А в Пятисотом и вовсе уже холода настали, думал Павлик и смотрел, как бьются голые ветви старой усадебной липы о печальный деревенский фонарь и тень от веток ложится на стену и дрожит. Он вспоминал иногда свою возлюбленную родину, видел во сне ее гольцы и распадки, ее окруженные лесом аккуратные невысокие дома, специально построенные так, чтобы их труднее было обнаружить с воздуха, ее веселых и ответственных жителей, которые каждое утро спускались под землю, в огромный город с глубокими тоннелями, шахтами и разветвленными ходами, и этих тоннелей было в несколько раз больше, чем линий московского метро, и там на глубине оберегали покой родной страны, себя не жалея.

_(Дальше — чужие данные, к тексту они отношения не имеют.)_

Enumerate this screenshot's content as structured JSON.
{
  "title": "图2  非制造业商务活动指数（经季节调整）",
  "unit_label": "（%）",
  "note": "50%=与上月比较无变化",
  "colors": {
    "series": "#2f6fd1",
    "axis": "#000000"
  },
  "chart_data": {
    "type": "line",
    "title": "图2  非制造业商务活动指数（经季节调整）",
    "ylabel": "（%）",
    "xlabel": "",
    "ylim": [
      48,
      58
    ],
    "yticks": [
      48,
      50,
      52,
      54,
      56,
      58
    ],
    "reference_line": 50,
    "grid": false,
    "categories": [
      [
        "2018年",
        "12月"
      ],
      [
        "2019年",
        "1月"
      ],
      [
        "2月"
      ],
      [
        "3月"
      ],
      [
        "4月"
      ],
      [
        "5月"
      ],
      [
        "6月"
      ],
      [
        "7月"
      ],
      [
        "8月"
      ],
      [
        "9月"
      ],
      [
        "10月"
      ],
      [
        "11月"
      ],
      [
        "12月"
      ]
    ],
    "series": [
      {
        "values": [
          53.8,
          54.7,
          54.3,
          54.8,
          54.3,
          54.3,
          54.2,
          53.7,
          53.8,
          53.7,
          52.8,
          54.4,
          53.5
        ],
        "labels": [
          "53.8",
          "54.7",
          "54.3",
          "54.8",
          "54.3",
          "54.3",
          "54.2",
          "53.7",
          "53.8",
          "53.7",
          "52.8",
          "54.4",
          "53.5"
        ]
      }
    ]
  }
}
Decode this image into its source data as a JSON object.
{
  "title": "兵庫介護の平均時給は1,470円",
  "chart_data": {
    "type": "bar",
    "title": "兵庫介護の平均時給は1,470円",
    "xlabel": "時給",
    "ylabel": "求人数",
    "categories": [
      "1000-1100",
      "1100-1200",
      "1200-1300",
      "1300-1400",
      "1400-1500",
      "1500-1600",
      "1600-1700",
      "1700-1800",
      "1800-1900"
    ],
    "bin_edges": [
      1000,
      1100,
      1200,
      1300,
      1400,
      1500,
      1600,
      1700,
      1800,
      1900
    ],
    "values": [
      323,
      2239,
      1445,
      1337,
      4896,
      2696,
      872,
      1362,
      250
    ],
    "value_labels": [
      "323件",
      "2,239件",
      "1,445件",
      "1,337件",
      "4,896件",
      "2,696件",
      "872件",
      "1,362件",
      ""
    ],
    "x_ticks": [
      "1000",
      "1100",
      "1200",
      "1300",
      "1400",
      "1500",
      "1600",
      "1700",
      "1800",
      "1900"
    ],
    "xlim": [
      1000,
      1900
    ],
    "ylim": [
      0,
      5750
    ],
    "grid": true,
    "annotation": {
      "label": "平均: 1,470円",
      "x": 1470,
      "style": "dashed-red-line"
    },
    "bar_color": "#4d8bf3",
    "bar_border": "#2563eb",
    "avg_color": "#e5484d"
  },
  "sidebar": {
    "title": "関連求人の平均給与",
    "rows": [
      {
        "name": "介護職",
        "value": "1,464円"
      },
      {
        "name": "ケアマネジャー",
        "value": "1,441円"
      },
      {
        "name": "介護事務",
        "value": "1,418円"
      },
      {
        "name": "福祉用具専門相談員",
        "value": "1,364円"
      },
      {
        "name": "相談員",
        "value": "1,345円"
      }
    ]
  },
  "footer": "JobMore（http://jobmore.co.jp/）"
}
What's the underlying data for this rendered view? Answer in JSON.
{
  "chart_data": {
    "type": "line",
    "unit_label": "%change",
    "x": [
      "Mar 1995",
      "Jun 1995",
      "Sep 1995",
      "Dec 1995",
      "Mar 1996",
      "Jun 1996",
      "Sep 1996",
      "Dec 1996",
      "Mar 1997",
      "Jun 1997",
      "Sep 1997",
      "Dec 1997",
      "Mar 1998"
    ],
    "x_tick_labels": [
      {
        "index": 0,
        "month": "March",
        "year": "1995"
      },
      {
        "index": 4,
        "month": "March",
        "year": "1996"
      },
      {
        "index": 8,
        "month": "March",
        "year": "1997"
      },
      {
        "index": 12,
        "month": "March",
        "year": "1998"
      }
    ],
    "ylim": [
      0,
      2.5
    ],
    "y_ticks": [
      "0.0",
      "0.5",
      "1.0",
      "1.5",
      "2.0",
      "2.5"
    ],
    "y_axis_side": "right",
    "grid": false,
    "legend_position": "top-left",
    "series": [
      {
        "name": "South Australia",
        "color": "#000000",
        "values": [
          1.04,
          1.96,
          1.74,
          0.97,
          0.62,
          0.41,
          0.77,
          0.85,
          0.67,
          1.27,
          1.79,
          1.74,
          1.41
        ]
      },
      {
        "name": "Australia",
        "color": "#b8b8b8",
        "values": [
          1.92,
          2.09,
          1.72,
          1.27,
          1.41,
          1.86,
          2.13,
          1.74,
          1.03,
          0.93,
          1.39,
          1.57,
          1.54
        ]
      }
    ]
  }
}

И не потому, что их кто-то обманывал или принуждал. Но страна про них ничего не знала, а если бы знала, то, может быть, и постыдилась бы так себя вести. И снова путались сны и явь, и снова не понимал он, где находится. Бригадир, начальник… Какой он, к черту, начальник! Мальчишка, недоросль, недотепа, что он себе вообразил и кого дурачит, в какие взрослые дела лезет, ничего в них не понимая? Но отцу и матери Павлик не жаловался больше, нет. Сам всё делал. А мать, может быть, и хотела ему что-то сказать, да он не слышал, не слушал, потому что мама что? Только пожалеть могла, а ему не надо было ее жалости. Он выстоять должен был. Он доказать должен был не Леше Бешеному, не бригаде, а себе самому доказать, что из правильного материала сделан и никакой он не кактус мексиканский.